Недавно в качестве внештатного корреспондента «ЗИ» («За индустрию») я был на Урале. Моя командировка совпала с посещением здешних предприятий Серго Орджоникидзе. Как мне рассказывали, в Березниках Орджоникидзе пожаловались на начальника ТЭЦ, который издал приказ, обязывающий инженеров являться на работу бритыми. Приказ являлся превышением власти, тем не менее Серго не поддерживал жалобщиков. Лучше, сказал он, чтобы инженеры брились добровольно, но, если они недогадливы, приходится действовать в директивном порядке.
В этом есть смысл. Наше время требует от людей чистоплотности — и телесной и духовной. Чистоплотности в мыслях и делах. Неряшливость нетерпима. Так я, по крайней мере, считаю. А твое письмо колет неопрятной и густой щетиной двенадцатилетней давности… Сильно колет. И первая мысль, которую оно вызвало, это была мысль о парикмахерской. Мы с тобой не в Березниках, я не начальник ТЭЦ, а ты не мой подчиненный, поэтому административный порядок отпадает. Ограничусь советом: избавься от щетины… А теперь по существу затронутых вопросов.
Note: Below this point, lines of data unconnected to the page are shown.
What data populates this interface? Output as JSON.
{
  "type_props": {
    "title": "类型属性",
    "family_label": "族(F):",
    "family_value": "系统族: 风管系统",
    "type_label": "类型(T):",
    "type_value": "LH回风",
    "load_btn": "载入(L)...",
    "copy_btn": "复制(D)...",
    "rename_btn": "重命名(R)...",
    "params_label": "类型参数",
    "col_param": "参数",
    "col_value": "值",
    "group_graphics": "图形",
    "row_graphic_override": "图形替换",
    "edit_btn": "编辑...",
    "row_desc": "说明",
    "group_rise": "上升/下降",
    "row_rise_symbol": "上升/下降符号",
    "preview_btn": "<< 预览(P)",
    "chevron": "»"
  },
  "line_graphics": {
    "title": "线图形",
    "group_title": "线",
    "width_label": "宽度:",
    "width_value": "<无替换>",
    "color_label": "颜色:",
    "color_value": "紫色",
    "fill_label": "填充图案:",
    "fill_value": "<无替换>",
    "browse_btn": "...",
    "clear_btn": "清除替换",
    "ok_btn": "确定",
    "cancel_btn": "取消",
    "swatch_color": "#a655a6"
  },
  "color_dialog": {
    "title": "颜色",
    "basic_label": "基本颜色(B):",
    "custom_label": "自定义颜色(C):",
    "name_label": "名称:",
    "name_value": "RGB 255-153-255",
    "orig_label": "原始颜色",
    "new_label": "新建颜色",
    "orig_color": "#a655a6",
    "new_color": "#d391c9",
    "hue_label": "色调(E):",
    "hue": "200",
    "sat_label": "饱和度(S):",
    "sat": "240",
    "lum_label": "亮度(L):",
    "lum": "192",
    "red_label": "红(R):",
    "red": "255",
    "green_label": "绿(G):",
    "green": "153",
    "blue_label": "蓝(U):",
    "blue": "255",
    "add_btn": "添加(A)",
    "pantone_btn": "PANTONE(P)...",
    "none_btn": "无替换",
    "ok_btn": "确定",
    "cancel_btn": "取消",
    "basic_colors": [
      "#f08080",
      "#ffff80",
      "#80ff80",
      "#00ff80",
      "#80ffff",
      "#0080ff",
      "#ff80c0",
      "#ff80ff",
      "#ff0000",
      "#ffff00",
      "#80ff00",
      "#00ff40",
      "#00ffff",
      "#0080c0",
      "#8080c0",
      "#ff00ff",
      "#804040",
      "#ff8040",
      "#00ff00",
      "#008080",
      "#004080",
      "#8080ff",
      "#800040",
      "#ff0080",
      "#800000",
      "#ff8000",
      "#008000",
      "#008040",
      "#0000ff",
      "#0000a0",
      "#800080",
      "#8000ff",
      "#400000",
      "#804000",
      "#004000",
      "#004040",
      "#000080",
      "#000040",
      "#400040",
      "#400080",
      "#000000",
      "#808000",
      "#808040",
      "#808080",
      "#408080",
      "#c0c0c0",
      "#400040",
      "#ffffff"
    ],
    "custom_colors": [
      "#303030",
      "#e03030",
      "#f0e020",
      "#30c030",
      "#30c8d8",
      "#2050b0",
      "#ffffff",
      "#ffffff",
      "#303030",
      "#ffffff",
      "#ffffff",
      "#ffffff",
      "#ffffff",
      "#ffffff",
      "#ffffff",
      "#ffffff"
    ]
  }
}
По моему глубокому убеждению, процесс 1922 года над эсерами являлся не «расправой с инакомыслящими революционерами», а судом революции над реставраторами.
И я не могу разделить твоего восхищения поведением некоторых подсудимых. Ответ одного из них на вопрос председателя трибунала, что он признает себя виновным только в том, что в 1918 году «недостаточно работал цдя свержения власти большевиков», свидетельствовал не столько о мужестве «борца за правое дело», сколько о личной озлобленности неудавшегося претендента на власть, о его неспособности, отбросив субъективные напластования, взглянуть со стороны на свое, тогда недавнее, прошлое.